Over a dozen maps were submitted to the supreme court, including by the state legislature. The court ultimately selected the Carter map in a 4-3 ruling, which a group of Pennsylvania citizens that were petitioners in a redistricting-related lawsuit submitted. Justices Max Baer (D), Christine Donohue (D), Kevin Dougherty (D), and David Wecht (D) ruled in the majority. Justices Debra Todd (D), Sallie Mundy (R), and Kevin Brobson (R) dissented.
The state supreme court took authority over the redistricting process after Gov. Tom Wolf (D) vetoed the legislature’s enacted map on Jan. 26. The Pennsylvania House of Representatives voted to approve the vetoed map 110-91 on Jan. 12, and the Pennsylvania State Senate voted 29-20 to approve the map on Jan. 24. Following Wolf’s veto, the authority for determining a new map initially rested with a lower court, but in a Feb. 2 order, the supreme court ruled that it would have control over the process to select a new congressional map.

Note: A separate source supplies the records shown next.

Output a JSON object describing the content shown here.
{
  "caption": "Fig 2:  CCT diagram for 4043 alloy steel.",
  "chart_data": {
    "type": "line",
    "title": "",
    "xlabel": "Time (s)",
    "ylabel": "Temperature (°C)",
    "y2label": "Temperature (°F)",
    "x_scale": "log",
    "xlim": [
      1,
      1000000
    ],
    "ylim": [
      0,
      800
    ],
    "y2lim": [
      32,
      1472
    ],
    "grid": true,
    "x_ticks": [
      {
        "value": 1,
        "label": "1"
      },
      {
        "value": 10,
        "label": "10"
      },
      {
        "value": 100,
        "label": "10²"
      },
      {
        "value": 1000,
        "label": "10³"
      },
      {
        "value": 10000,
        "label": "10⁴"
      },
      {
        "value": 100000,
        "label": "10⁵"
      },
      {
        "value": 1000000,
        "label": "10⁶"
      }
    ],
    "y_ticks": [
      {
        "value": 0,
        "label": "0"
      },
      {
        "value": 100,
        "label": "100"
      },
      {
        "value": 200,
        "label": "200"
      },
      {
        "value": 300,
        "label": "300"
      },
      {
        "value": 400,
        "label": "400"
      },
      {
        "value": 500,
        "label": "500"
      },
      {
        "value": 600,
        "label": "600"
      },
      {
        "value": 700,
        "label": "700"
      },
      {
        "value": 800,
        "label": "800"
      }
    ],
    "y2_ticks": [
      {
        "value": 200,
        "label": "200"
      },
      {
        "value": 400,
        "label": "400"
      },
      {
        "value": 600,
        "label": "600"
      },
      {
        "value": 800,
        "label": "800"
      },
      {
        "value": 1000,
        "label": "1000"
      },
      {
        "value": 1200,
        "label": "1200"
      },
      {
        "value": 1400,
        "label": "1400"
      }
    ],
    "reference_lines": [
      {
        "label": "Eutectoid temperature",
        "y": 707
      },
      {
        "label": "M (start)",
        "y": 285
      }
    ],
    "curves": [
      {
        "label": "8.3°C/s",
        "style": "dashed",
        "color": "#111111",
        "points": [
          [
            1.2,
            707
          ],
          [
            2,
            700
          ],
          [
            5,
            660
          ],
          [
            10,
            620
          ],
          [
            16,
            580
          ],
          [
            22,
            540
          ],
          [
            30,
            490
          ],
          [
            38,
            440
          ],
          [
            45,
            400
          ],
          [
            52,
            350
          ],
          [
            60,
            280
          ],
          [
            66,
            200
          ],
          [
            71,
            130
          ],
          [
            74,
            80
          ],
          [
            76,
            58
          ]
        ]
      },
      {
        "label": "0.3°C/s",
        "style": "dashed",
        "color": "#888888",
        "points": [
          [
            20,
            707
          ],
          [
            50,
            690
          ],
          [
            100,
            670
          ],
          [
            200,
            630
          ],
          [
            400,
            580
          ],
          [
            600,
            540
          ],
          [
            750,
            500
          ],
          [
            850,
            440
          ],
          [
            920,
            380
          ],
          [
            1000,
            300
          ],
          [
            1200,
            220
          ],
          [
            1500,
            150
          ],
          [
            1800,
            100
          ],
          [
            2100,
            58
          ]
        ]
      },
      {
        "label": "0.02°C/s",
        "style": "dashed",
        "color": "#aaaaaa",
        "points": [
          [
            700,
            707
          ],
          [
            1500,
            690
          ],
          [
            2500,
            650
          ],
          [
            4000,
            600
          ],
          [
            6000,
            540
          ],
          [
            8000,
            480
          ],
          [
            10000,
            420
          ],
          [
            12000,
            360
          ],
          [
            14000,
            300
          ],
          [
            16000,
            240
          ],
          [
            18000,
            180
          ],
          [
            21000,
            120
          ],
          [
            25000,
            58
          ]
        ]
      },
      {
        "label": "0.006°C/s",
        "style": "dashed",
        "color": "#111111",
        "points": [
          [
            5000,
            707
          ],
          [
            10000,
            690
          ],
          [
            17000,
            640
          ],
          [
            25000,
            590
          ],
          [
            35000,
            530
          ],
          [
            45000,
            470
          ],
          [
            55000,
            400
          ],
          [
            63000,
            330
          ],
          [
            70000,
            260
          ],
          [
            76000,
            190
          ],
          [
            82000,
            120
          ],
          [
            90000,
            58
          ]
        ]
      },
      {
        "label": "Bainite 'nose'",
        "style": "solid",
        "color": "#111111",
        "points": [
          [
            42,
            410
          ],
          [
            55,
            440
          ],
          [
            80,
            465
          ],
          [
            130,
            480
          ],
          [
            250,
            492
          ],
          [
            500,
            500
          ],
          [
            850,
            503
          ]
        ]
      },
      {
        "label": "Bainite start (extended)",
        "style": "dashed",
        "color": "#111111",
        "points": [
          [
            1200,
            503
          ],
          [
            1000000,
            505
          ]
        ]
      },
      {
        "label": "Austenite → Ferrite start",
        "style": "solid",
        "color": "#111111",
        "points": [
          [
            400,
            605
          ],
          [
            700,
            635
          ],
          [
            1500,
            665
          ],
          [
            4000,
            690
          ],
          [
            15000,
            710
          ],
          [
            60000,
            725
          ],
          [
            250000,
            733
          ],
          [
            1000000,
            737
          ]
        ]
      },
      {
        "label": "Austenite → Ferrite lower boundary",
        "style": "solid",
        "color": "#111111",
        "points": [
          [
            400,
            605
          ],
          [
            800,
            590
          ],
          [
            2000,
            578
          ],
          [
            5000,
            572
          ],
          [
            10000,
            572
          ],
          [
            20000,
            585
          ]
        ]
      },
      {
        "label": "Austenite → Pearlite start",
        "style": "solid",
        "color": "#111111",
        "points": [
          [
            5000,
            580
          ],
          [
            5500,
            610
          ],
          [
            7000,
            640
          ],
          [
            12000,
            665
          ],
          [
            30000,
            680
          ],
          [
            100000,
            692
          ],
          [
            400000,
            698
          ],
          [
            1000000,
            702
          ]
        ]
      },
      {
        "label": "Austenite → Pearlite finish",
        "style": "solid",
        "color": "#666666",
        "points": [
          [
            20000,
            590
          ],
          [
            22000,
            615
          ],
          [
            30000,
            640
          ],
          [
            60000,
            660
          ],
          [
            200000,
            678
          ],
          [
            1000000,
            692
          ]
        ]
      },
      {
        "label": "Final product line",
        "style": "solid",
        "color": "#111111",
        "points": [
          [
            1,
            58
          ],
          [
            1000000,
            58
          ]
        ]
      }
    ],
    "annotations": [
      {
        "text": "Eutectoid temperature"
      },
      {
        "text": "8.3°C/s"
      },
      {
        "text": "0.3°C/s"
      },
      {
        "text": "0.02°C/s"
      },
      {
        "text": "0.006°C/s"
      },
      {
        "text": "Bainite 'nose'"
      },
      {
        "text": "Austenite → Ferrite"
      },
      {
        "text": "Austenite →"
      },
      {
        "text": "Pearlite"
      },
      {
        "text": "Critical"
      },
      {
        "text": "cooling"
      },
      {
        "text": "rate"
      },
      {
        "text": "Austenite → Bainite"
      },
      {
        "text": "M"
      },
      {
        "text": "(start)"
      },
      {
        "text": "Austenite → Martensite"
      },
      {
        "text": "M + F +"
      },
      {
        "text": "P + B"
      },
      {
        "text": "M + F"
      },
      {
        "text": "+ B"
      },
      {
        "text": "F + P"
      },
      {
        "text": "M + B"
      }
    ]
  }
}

As of Feb. 23, 35 states have adopted congressional district maps, and one state has approved congressional district boundaries that have not yet taken effect. Federal or state courts have blocked previously adopted maps in two states, and six states have not yet adopted new congressional redistricting plans. As of Feb. 23 in 2012, 40 states had enacted congressional redistricting plans.
States have completed congressional redistricting for 347 of the 435 seats (79.8%) in the U.S. House of Representatives.